Unless we want to impose the Bhramanical culture (extremely discriminatory and patriarchal in nature) as the only culture, denying the vast socio-cultural diversity of our country, then it is time we recognise that alcohol consumption by women is ‘culturally’ acceptable in many parts of our country.
The handling of the issue by the governments and media is full of evasion and duplicity with very serious implications.
The ignoring of the primary issue – that is the violation of rights of women – has probably given the licence to the mushrooming fanatical groups in the country that they can now become the moral police of women-misbehaving as and when they please. This is already evident in Ram Sena’s latest attempts to stall Valentine celebration in Bangalore.
On the issue of acceptability of ‘pub culture’ – the government’s stand is one of evasion and double standards, apart from the disabusing the word culture. Let us first look at the government’s stand on pub culture.
A licensed pub is a place that has the legitimate right to serve alcohol to people above 25 years of age (an age that the Constitution grants the right to an individual to exercise their choices and therefore vote). Besides, a pub only becomes the space to provide alcohol – alcohol is made/ imported through licenses provided by the government. If pubs are bad then so is alcohol – why is that not being debated?
The duplicity of the government’s stand is further evident in the fact that while ‘pub cultures’ are being derided in the urban centres, across the country (both rural and urban), the government actually promotes local alcohol shops as a means of revenue generation. For the majority of the Indian States, the second biggest revenue earning is from the sale of alcohol. In Himachal, I have personally witnessed block development officials encouraging Panchayats to raise revenue by setting up local alcohol vends. So far as health implications are concerned, alcohol is equally bad for men and women -then why single out women? Besides, when men consume alcohol, the adverse economic, social and health implications are borne by women in their families.

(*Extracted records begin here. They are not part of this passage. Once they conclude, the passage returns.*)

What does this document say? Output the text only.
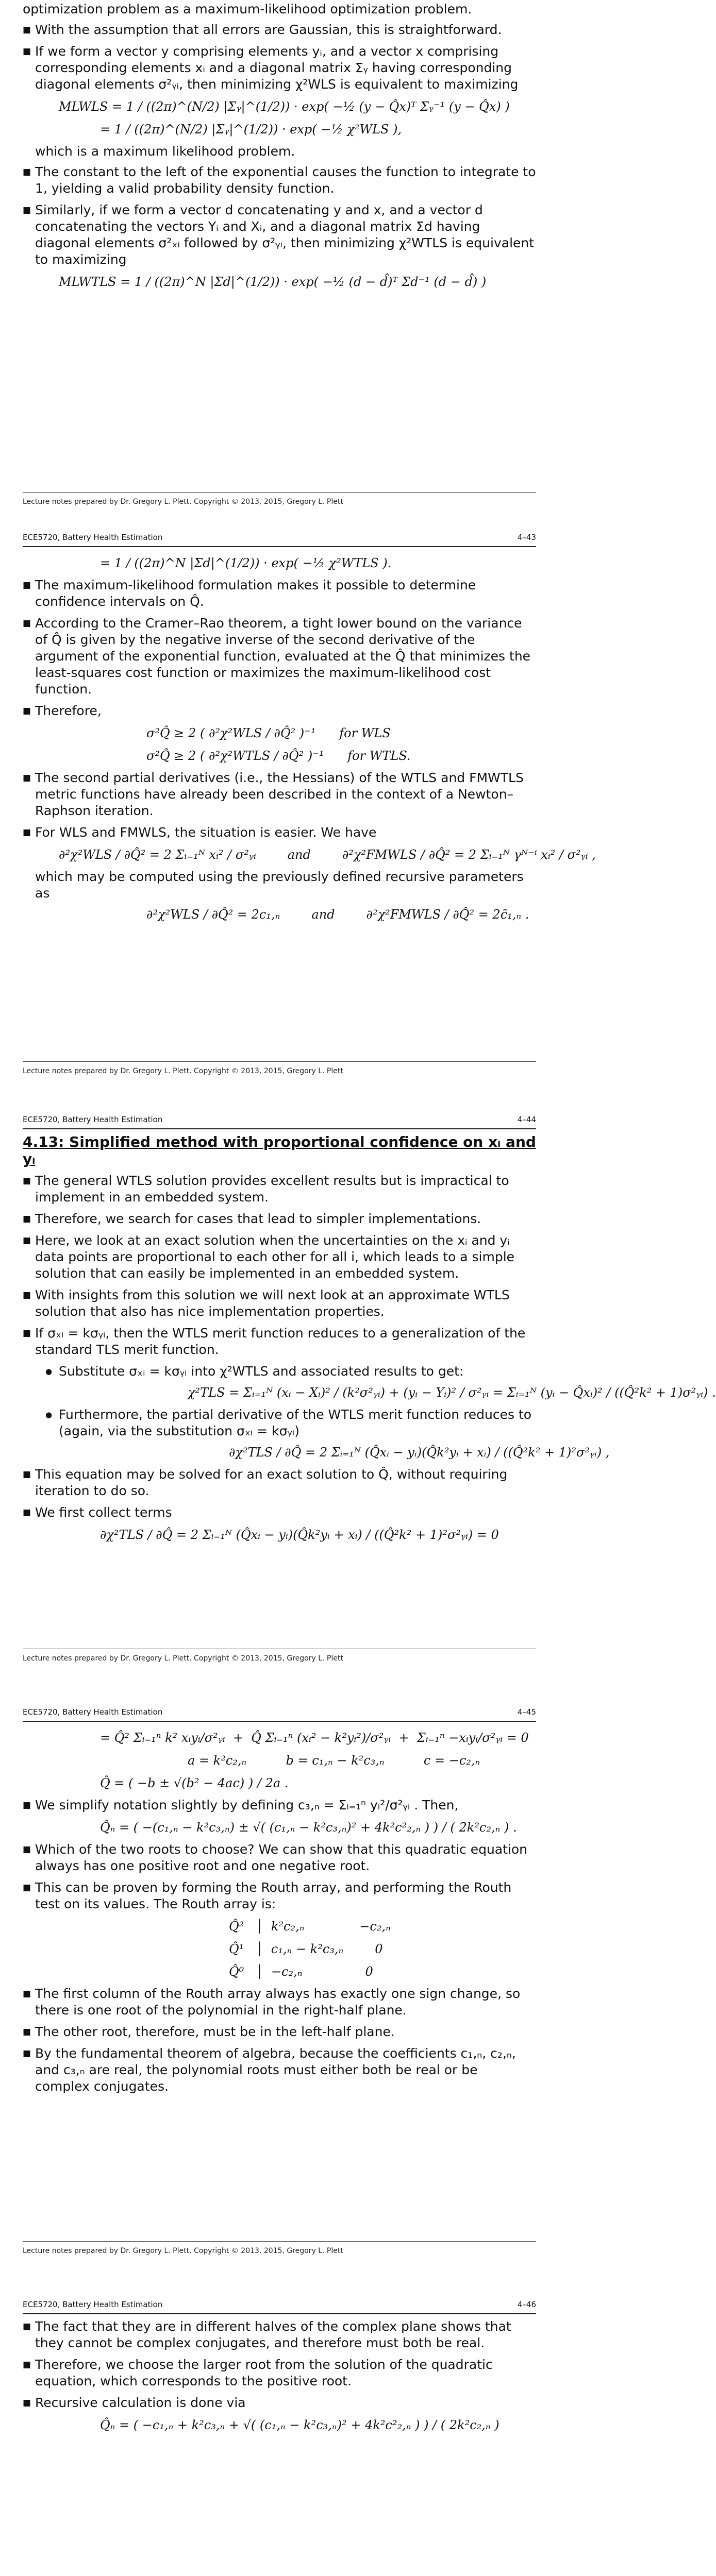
optimization problem as a maximum-likelihood optimization problem.
■ With the assumption that all errors are Gaussian, this is straightforward.
■ If we form a vector y comprising elements yᵢ, and a vector x comprising corresponding elements xᵢ and a diagonal matrix Σᵧ having corresponding diagonal elements σ²ᵧᵢ, then minimizing χ²WLS is equivalent to maximizing
MLWLS = 1 / ((2π)^(N/2) |Σᵧ|^(1/2)) · exp( −½ (y − Q̂x)ᵀ Σᵧ⁻¹ (y − Q̂x) )
= 1 / ((2π)^(N/2) |Σᵧ|^(1/2)) · exp( −½ χ²WLS ),
which is a maximum likelihood problem.
■ The constant to the left of the exponential causes the function to integrate to 1, yielding a valid probability density function.
■ Similarly, if we form a vector d concatenating y and x, and a vector d concatenating the vectors Yᵢ and Xᵢ, and a diagonal matrix Σd having diagonal elements σ²ₓᵢ followed by σ²ᵧᵢ, then minimizing χ²WTLS is equivalent to maximizing
MLWTLS = 1 / ((2π)^N |Σd|^(1/2)) · exp( −½ (d − d̂)ᵀ Σd⁻¹ (d − d̂) )
Lecture notes prepared by Dr. Gregory L. Plett. Copyright © 2013, 2015, Gregory L. Plett
ECE5720, Battery Health Estimation	4–43
= 1 / ((2π)^N |Σd|^(1/2)) · exp( −½ χ²WTLS ).
■ The maximum-likelihood formulation makes it possible to determine confidence intervals on Q̂.
■ According to the Cramer–Rao theorem, a tight lower bound on the variance of Q̂ is given by the negative inverse of the second derivative of the argument of the exponential function, evaluated at the Q̂ that minimizes the least-squares cost function or maximizes the maximum-likelihood cost function.
■ Therefore,
σ²Q̂ ≥ 2 ( ∂²χ²WLS / ∂Q̂² )⁻¹      for WLS
σ²Q̂ ≥ 2 ( ∂²χ²WTLS / ∂Q̂² )⁻¹      for WTLS.
■ The second partial derivatives (i.e., the Hessians) of the WTLS and FMWTLS metric functions have already been described in the context of a Newton–Raphson iteration.
■ For WLS and FMWLS, the situation is easier. We have
∂²χ²WLS / ∂Q̂² = 2 Σᵢ₌₁ᴺ xᵢ² / σ²ᵧᵢ        and        ∂²χ²FMWLS / ∂Q̂² = 2 Σᵢ₌₁ᴺ γᴺ⁻ⁱ xᵢ² / σ²ᵧᵢ ,
which may be computed using the previously defined recursive parameters as
∂²χ²WLS / ∂Q̂² = 2c₁,ₙ        and        ∂²χ²FMWLS / ∂Q̂² = 2c̃₁,ₙ .
Lecture notes prepared by Dr. Gregory L. Plett. Copyright © 2013, 2015, Gregory L. Plett
ECE5720, Battery Health Estimation	4–44
4.13: Simplified method with proportional confidence on xᵢ and yᵢ
■ The general WTLS solution provides excellent results but is impractical to implement in an embedded system.
■ Therefore, we search for cases that lead to simpler implementations.
■ Here, we look at an exact solution when the uncertainties on the xᵢ and yᵢ data points are proportional to each other for all i, which leads to a simple solution that can easily be implemented in an embedded system.
■ With insights from this solution we will next look at an approximate WTLS solution that also has nice implementation properties.
■ If σₓᵢ = kσᵧᵢ, then the WTLS merit function reduces to a generalization of the standard TLS merit function.
● Substitute σₓᵢ = kσᵧᵢ into χ²WTLS and associated results to get:
χ²TLS = Σᵢ₌₁ᴺ (xᵢ − Xᵢ)² / (k²σ²ᵧᵢ) + (yᵢ − Yᵢ)² / σ²ᵧᵢ = Σᵢ₌₁ᴺ (yᵢ − Q̂xᵢ)² / ((Q̂²k² + 1)σ²ᵧᵢ) .
● Furthermore, the partial derivative of the WTLS merit function reduces to (again, via the substitution σₓᵢ = kσᵧᵢ)
∂χ²TLS / ∂Q̂ = 2 Σᵢ₌₁ᴺ (Q̂xᵢ − yᵢ)(Q̂k²yᵢ + xᵢ) / ((Q̂²k² + 1)²σ²ᵧᵢ) ,
■ This equation may be solved for an exact solution to Q̂, without requiring iteration to do so.
■ We first collect terms
∂χ²TLS / ∂Q̂ = 2 Σᵢ₌₁ᴺ (Q̂xᵢ − yᵢ)(Q̂k²yᵢ + xᵢ) / ((Q̂²k² + 1)²σ²ᵧᵢ) = 0
Lecture notes prepared by Dr. Gregory L. Plett. Copyright © 2013, 2015, Gregory L. Plett
ECE5720, Battery Health Estimation	4–45
= Q̂² Σᵢ₌₁ⁿ k² xᵢyᵢ/σ²ᵧᵢ  +  Q̂ Σᵢ₌₁ⁿ (xᵢ² − k²yᵢ²)/σ²ᵧᵢ  +  Σᵢ₌₁ⁿ −xᵢyᵢ/σ²ᵧᵢ = 0
a = k²c₂,ₙ          b = c₁,ₙ − k²c₃,ₙ          c = −c₂,ₙ
Q̂ = ( −b ± √(b² − 4ac) ) / 2a .
■ We simplify notation slightly by defining c₃,ₙ = Σᵢ₌₁ⁿ yᵢ²/σ²ᵧᵢ . Then,
Q̂ₙ = ( −(c₁,ₙ − k²c₃,ₙ) ± √( (c₁,ₙ − k²c₃,ₙ)² + 4k²c²₂,ₙ ) ) / ( 2k²c₂,ₙ ) .
■ Which of the two roots to choose? We can show that this quadratic equation always has one positive root and one negative root.
■ This can be proven by forming the Routh array, and performing the Routh test on its values. The Routh array is:
Q̂²   │  k²c₂,ₙ              −c₂,ₙ
Q̂¹   │  c₁,ₙ − k²c₃,ₙ        0
Q̂⁰   │  −c₂,ₙ                0
■ The first column of the Routh array always has exactly one sign change, so there is one root of the polynomial in the right-half plane.
■ The other root, therefore, must be in the left-half plane.
■ By the fundamental theorem of algebra, because the coefficients c₁,ₙ, c₂,ₙ, and c₃,ₙ are real, the polynomial roots must either both be real or be complex conjugates.
Lecture notes prepared by Dr. Gregory L. Plett. Copyright © 2013, 2015, Gregory L. Plett
ECE5720, Battery Health Estimation	4–46
■ The fact that they are in different halves of the complex plane shows that they cannot be complex conjugates, and therefore must both be real.
■ Therefore, we choose the larger root from the solution of the quadratic equation, which corresponds to the positive root.
■ Recursive calculation is done via
Q̂ₙ = ( −c₁,ₙ + k²c₃,ₙ + √( (c₁,ₙ − k²c₃,ₙ)² + 4k²c²₂,ₙ ) ) / ( 2k²c₂,ₙ )
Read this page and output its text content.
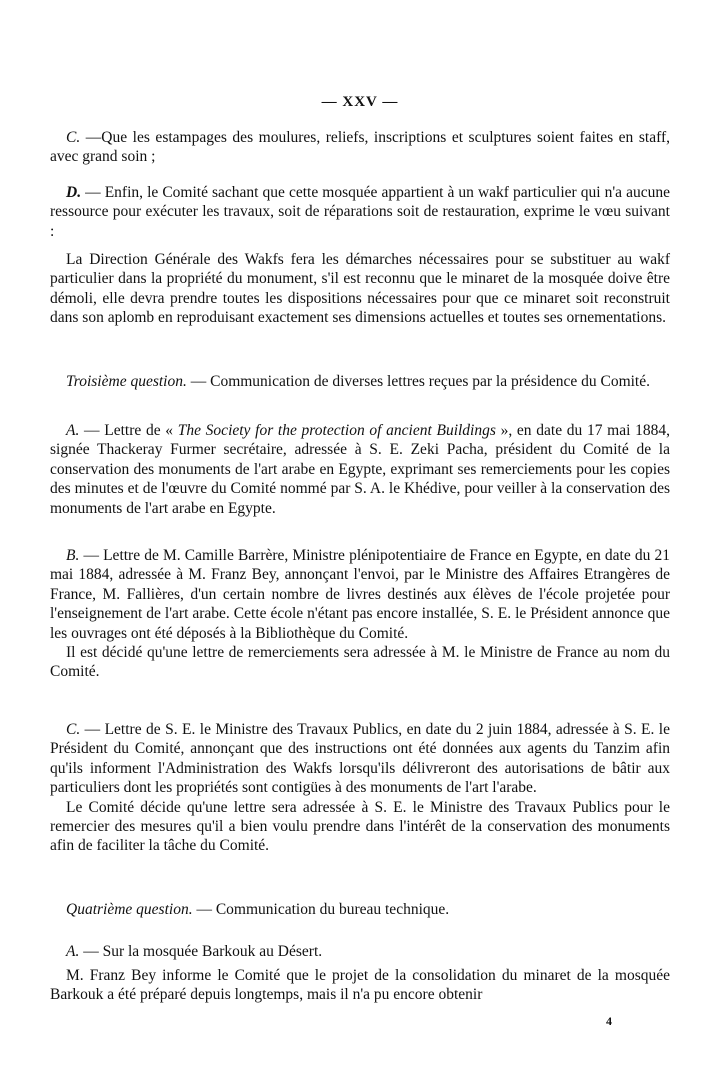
— XXV —

C. —Que les estampages des moulures, reliefs, inscriptions et sculptures soient faites en staff, avec grand soin ;

D. — Enfin, le Comité sachant que cette mosquée appartient à un wakf particulier qui n'a aucune ressource pour exécuter les travaux, soit de réparations soit de restauration, exprime le vœu suivant :

La Direction Générale des Wakfs fera les démarches nécessaires pour se substituer au wakf particulier dans la propriété du monument, s'il est reconnu que le minaret de la mosquée doive être démoli, elle devra prendre toutes les dispositions nécessaires pour que ce minaret soit reconstruit dans son aplomb en reproduisant exactement ses dimensions actuelles et toutes ses ornementations.

Troisième question. — Communication de diverses lettres reçues par la présidence du Comité.

A. — Lettre de « The Society for the protection of ancient Buildings », en date du 17 mai 1884, signée Thackeray Furmer secrétaire, adressée à S. E. Zeki Pacha, président du Comité de la conservation des monuments de l'art arabe en Egypte, exprimant ses remerciements pour les copies des minutes et de l'œuvre du Comité nommé par S. A. le Khédive, pour veiller à la conservation des monuments de l'art arabe en Egypte.

B. — Lettre de M. Camille Barrère, Ministre plénipotentiaire de France en Egypte, en date du 21 mai 1884, adressée à M. Franz Bey, annonçant l'envoi, par le Ministre des Affaires Etrangères de France, M. Fallières, d'un certain nombre de livres destinés aux élèves de l'école projetée pour l'enseignement de l'art arabe. Cette école n'étant pas encore installée, S. E. le Président annonce que les ouvrages ont été déposés à la Bibliothèque du Comité.

Il est décidé qu'une lettre de remerciements sera adressée à M. le Ministre de France au nom du Comité.

C. — Lettre de S. E. le Ministre des Travaux Publics, en date du 2 juin 1884, adressée à S. E. le Président du Comité, annonçant que des instructions ont été données aux agents du Tanzim afin qu'ils informent l'Administration des Wakfs lorsqu'ils délivreront des autorisations de bâtir aux particuliers dont les propriétés sont contigües à des monuments de l'art l'arabe.

Le Comité décide qu'une lettre sera adressée à S. E. le Ministre des Travaux Publics pour le remercier des mesures qu'il a bien voulu prendre dans l'intérêt de la conservation des monuments afin de faciliter la tâche du Comité.

Quatrième question. — Communication du bureau technique.

A. — Sur la mosquée Barkouk au Désert.

M. Franz Bey informe le Comité que le projet de la consolidation du minaret de la mosquée Barkouk a été préparé depuis longtemps, mais il n'a pu encore obtenir

4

Let us now look at the justification of an unconstitutional act in the name of ‘culture’. Gender is a social construct – the role and status of women in a society is created by social norms and practices that are created by patriarchal mindsets that simultaneously marginalise women and make them the keepers of societies/ families’ honour and morality. These norms that pass off as “culture” then dictate the code of conduct of women, wherein the women find their rights regulated not by their own choices but by the society at large. Social acceptance of violence acquires cultural legitimacy as a means to keep women reined in and in turn the purported culture and morality of a society. Hence, rather than justify actions in the name of culture, it is time that culture itself needs to be examined and questioned.
Further, it needs to be understood that culture does not exist in vacuum nor is it static – if we are keen on decimating slums and rivers for the Commonwealth Games to make Delhi at par with cities that are acceptable and admired by international visitors, then pubs come as a part of it. It is also part of the rest of the development story of the metros, the industry and the human resource development of the corporate houses that are constantly stretching themselves to meet the developed ‘global’ standards.
* The author is a Shimla based social development consultant.